Pour faire passer de telles politiques, il faudra beaucoup de
répression, de criminalisation des mouvements sociaux, de
pénalisation de la solidarité, d'instrumentalisation du
terrorisme, d'idéologie sécuritaire, d'agitation raciste,
islamophobe et nationaliste, d'exploitation des boucs émissaires, des
migrants et des roms. Cette évolution ira dans certaines régions
vers des régimes autoritaires et répressifs et même vers
des fascismes et des populismes fascisants.
Une autre sortie de crise cible des pays qui seront
marginalisés et ruinés. Les risques de guerre sont aussi une
issue classique des grandes crises. N'oublions pas que le monde est
déjà en guerre et que près de un milliard de personnes
vivent dans des régions en guerre. Les conflits sont permanents et la
déstabilisation systématique. Les formes de guerre ont
changé avec la militarisation des sociétés, l'apartheid
global, la guerre des forts contre les faibles, la banalisation de la torture.
On peut lutter contre ces dangers par des résistances, des alliances et
des coalitions pour les libertés, la démocratie et la paix.

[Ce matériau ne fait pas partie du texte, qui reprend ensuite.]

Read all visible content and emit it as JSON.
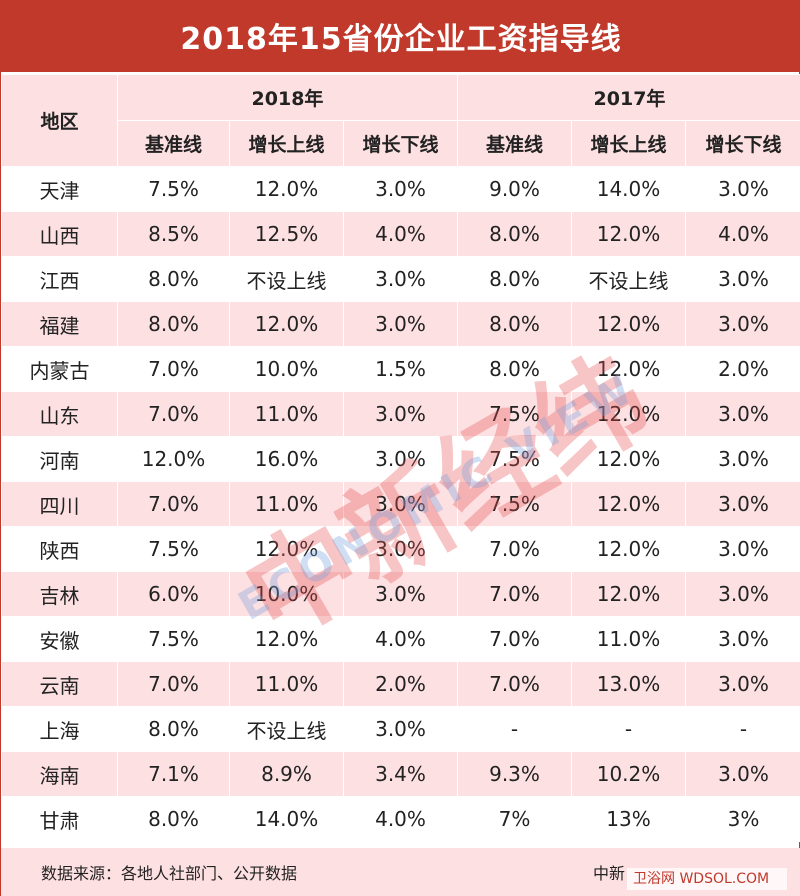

Les dangers sont connus, les opportunités ouvertes le
sont moins. Quatre opportunités sont ouvertes par la crise. D'abord, la
défaite idéologique du néolibéralisme favorise la
montée en puissance de la régulation publique. Ensuite, la
redistribution des richesses redonne une possibilité de retour du
marché intérieur, de stabilisation du salariat et de garantie des
revenus et de la protection sociale, de redéploiement des services
publics. De plus, le rééquilibrage ente le Nord et le Sud ouvre
une nouvelle phase de la décolonisation et une nouvelle
géopolitique du monde. Il s'accompagne d'une nouvelle urbanisation et
des migrations qui sont les nouvelles formes du peuplement de la
planète. Enfin, la crise du modèle politique de
représentation rend incontournable la démocratie sociale et le
renforcement de la démocratie représentative par la
démocratie participative.
Un rééquilibrage possible entre le Nord et le
Sud ouvre une nouvelle phase de la décolonisation. Elle suit la phase
qui va de 1979 à 2008, de reprise en main par la gestion de la crise de
la dette, le contrôle des matières premières et les
interventions militaires. Entre trente et cinquante pays émergents, dont
les trois les plus dynamiques Brésil, Inde, Chine, peuvent
défendre leur point de vue et leurs intérêts. Il ne s'agit
pas d'un monde multipolaire mais d'un nouveau système
géopolitique international. Les conséquences pourraient
être considérables, notamment pour les termes de l'échange
international et pour la nature des migrations.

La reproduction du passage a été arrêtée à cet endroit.